Comme si les infortunes sur le terrain ne suffisaient pas, les Raiders ont aussi perdu Al Davis à l’automne 2011. Il s’est éteint à l’âge de 82 ans des suites de complications cardiaques. Propriétaire majoritaire de l’équipe depuis 1972, Davis a vécu les hauts et les bas de la formation, incluant trois conquêtes du Super Bowl (1976, 1980 et 1983), un séjour de douze ans à Los Angeles (de 1982 à 1994) et finalement un retour à Oakland à la suite d’une longue opération séduction de la part de la ville bordée par la baie de San Francisco.

Coloré personnage sans l’ombre d’un doute, Davis a multiplié les prises de têtes avec ses joueurs, ses entraîneurs et les autres propriétaires de la ligue au fil des ans. Par contre, la « Raider’s Nation » est attribuable à Al Davis et il n’a jamais caché sa grande affection pour ses anciens joueurs. Généreux et altruiste, Davis a souvent tendu la main vers les anciens de l’équipe, confirmant sa présence emblématique au cœur des activités de l’organisation.

« Once a Raider, always a Raider »

C’est sous cet adage que dirigeait le défunt Al Davis, pour le meilleur et pour le pire. Il est resté impliqué dans les décisions de l’organisation jusqu’à la toute fin de sa vie, ne tenant pas compte des nombreuses critiques qu’il recevait par rapport à son manque de jugement quand venait le temps d’évaluer le talent des jeunes espoirs repêchés par l’équipe. Le nom de JaMarcus Russell hante encore les Raiders qui se sont laissés berner par les belles promesses d’un quart physiologiquement gâté qui n’a jamais eu l’ambition proportionnelle à ses prédispositions.

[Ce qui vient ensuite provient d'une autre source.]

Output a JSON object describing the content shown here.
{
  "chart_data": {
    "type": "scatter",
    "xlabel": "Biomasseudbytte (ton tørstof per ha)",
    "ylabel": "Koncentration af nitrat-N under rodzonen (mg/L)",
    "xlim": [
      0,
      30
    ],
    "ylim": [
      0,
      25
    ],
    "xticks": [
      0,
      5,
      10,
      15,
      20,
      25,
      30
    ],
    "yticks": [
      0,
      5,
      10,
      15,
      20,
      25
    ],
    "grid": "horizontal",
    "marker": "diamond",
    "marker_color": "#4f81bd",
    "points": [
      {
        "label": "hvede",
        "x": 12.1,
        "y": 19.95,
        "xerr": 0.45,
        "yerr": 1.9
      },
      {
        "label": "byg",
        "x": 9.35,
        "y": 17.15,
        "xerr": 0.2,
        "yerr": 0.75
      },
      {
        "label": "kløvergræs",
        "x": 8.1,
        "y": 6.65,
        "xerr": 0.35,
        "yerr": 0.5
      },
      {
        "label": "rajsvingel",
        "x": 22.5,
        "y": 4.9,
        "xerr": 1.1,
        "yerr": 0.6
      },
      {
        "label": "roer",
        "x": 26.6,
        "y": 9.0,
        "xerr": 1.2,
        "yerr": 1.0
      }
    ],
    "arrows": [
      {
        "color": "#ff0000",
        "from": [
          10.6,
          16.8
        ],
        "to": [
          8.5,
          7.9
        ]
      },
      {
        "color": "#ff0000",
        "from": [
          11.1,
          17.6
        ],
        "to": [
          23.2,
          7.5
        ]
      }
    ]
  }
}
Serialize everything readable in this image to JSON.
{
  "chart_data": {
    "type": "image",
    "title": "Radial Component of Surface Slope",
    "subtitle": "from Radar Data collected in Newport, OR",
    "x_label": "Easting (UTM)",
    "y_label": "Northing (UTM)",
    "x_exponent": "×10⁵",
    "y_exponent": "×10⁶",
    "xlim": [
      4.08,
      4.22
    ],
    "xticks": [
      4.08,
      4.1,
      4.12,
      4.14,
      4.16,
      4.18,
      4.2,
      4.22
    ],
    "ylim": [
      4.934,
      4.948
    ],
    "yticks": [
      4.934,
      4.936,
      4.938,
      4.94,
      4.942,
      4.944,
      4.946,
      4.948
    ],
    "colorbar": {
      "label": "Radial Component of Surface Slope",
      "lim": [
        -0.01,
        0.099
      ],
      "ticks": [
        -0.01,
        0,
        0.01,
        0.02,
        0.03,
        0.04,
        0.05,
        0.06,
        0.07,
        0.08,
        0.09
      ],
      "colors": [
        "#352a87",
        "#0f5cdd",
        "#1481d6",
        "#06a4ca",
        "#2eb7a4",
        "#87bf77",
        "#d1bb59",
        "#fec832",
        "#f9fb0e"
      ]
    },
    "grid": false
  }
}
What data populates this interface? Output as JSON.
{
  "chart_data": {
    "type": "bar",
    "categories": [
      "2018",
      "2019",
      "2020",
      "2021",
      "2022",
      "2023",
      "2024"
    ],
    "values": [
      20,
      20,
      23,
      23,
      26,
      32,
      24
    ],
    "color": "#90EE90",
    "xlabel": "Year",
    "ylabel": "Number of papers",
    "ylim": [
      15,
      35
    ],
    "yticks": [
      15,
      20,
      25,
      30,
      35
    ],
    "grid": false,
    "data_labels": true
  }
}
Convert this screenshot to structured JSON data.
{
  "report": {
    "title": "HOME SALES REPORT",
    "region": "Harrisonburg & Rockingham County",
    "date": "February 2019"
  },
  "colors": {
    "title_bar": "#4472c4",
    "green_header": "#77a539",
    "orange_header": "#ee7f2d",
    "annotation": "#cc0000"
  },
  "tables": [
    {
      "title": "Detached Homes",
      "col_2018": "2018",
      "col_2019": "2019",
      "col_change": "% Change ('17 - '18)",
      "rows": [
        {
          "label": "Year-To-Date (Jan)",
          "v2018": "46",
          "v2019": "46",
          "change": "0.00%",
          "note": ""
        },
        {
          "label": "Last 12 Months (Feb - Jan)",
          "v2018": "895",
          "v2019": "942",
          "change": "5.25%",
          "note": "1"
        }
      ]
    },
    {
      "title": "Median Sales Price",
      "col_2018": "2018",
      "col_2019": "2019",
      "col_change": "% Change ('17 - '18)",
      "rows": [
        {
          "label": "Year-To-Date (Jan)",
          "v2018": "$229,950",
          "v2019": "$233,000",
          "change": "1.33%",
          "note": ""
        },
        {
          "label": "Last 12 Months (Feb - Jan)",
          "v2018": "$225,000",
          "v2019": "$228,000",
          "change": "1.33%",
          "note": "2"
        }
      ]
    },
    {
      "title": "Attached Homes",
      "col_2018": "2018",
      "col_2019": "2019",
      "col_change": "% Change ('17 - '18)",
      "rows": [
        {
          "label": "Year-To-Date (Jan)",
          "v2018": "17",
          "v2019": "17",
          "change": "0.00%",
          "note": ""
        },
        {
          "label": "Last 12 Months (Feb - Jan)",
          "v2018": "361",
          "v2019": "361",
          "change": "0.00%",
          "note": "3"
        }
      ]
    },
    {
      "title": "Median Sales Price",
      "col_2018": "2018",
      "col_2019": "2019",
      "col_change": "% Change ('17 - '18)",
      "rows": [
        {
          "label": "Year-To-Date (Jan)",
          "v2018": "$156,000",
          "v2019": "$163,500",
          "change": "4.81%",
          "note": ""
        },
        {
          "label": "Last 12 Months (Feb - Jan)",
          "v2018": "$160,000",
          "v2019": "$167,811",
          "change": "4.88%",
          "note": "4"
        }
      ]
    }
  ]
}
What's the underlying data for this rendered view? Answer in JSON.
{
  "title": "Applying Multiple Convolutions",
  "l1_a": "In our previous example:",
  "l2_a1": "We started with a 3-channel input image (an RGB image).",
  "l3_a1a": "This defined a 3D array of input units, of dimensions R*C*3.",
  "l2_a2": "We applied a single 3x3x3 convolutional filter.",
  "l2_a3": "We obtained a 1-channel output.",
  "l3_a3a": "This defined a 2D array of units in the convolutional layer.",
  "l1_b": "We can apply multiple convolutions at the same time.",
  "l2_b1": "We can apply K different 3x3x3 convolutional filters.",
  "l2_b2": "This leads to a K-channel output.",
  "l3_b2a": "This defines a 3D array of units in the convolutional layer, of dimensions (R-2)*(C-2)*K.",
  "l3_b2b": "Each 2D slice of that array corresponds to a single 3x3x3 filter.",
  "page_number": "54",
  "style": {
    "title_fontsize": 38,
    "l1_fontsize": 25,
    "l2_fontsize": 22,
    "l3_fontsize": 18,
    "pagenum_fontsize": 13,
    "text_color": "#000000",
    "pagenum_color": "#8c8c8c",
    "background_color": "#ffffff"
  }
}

Bien que la dernière décennie du régime d’Al Davis laisse un arrière-goût amer, l’âme de la « Raider’s Nation » s’est permis une dernière offrande avant de s’éteindre sans avoir la chance de revoir son équipe soulever le trophée Vince-Lombardi.

Un cadeau à retardement

Terrelle Pryor est devenu, par la force des choses, le dernier joueur sélectionné lors d’un repêchage chapeauté par le vénérable Al Davis.

Terrelle PryorLes Raiders ont investi un choix de troisième ronde lors du repêchage supplémentaire de 2011 afin de sécuriser les services du quart issu de l’Université Ohio State dans la NCAA. À l’époque, Pryor était perçu comme un espoir marginal en raison de ses capacités athlétiques inhabituelles pour la position de quart. De plus, sa relation houleuse avec la NCAA et Ohio State n’inspirait pas beaucoup de confiance aux bonzes de la NFL. D’ailleurs, après sa sélection par les Raiders aussi tôt qu’en troisième ronde, les critiques n’étaient pas particulièrement élogieuses. Même au sein de l’organisation, le choix de Pryor n’était pas unanime. Les entraîneurs de l’époque pensaient même convertir l’athlète d’exception vers une autre position. Avec sa vitesse et sa charpente avantageuse (6’ 5’’, 240 livres), le rôle d’ailier espacé semblait plus probable pour Pryor s’il souhaitait poursuivre sa carrière dans la NFL.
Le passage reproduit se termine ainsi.